Санькино лето, стр. 35

Голуби покружились и сели отдохнуть на шпиле, прямо над нами: это было их излюбленное место. Тогда Женька, озорно подмигнув мне, заложил в рот два пальца и пронзительным посвистом Соловья-разбойника шугнул птиц. Они кинулись сначала вниз, потом резко взмыли прямо к солнцу, растворились на мгновение в нем…

Каждое утро, просыпаясь, я распахиваю ворота повети и ищу глазами в небе голубей. Женька рано выпускает их на первую прогулку, и тогда они подолгу сидят на шпиле, розовые от восходящего солнца, похожие на каких-то диковинных птиц. Не один я слежу за Женькиными голубями, все засматриваются на них, как когда-то засматривались на раскрашенного мной флюгерного петуха…

И вот сегодня осиротела голубка, осиротело нагорьевское небо. От крыльца своего дома я видел маячившие в проеме колокольни белые Женькины вихры, видел, как выпустил он голубей, а потом сбежал вниз и, задравши голову, наблюдал за своими питомцами. Голуби, как всегда, отдыхали, усевшись на крест, и вдруг…

Как удар бича щелкнул выстрел мелкокалиберной винтовки: один голубь камнем ударился о купол колокольни, отскочил от нее и упал к ограде в крапиву. Стрелял тракторист Мишка Лобов из дядькиной винтовки. Дядька у Мишки — майор.

Ошеломленный и растерянный Женька кинулся было подбирать убитую птицу, но повернул в сторону Мишки, уже успевшего закинуть винтовку за плечо. Женька вцепился в ненавистную винтовку, не соизмеряя свою слабую силенку с Мишкиной. Чувствуя нарастающую обиду, он хотел укусить Мишку за руку, но тот так пихнул его, что мальчишка упал и затрясся от слез.
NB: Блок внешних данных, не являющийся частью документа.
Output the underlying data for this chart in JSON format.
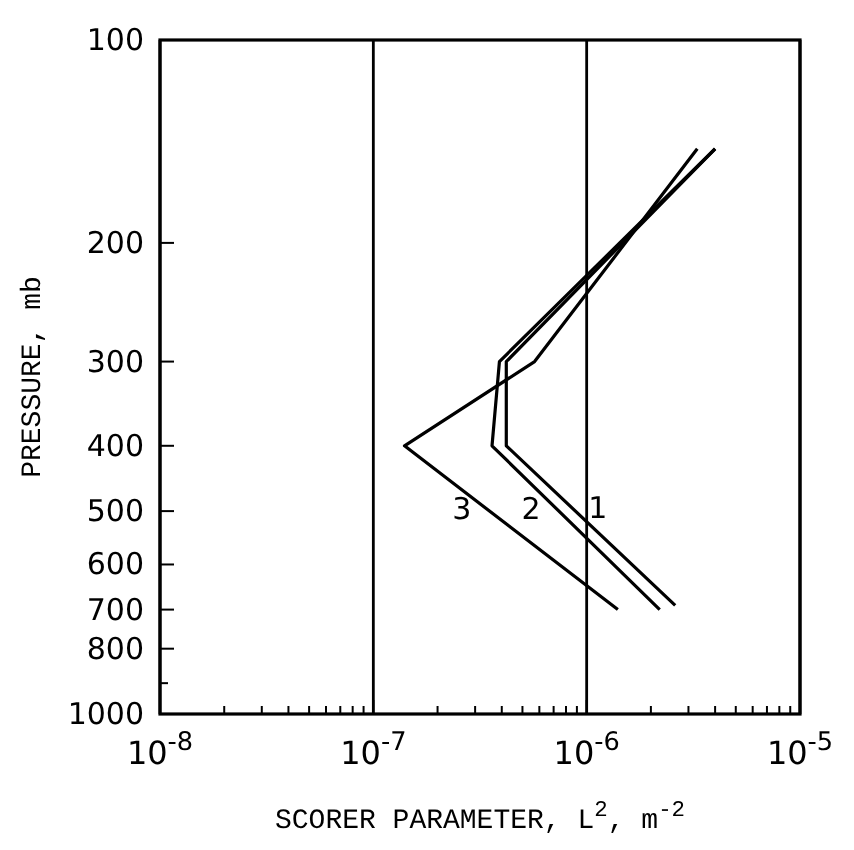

Мне больно стало за убитую птицу, за обиженного Женьку, я подбежал ему на помощь.

— Как тебе не совестно! — кричал я, теребя Мишку за ворот рубахи.

— Ты шо? Спятил? Пусти, говорят! — сразу протрезвел Мишка. — Из-за какой-то птицы? Не делил я в нее: хотел посередке креста тукнуть, чтобы пугнуть. Ей-ей…

Я положил руку на вздрагивающее Женькино плечо:

— Не плачь… Мужчины не плачут. Пошли.

Пошли искать убитого голубя. Женька вытащил его из крапивы. Птица была еще теплой, и кровь на ее белой груди была теплой, и на кончике клюва рубиново рдела капля неостывшей крови. Большой Женькин рот горько искривился, лицо сморщилось от непередаваемой обиды, острые плечи приподнялись — он, всхлипывая, заревел.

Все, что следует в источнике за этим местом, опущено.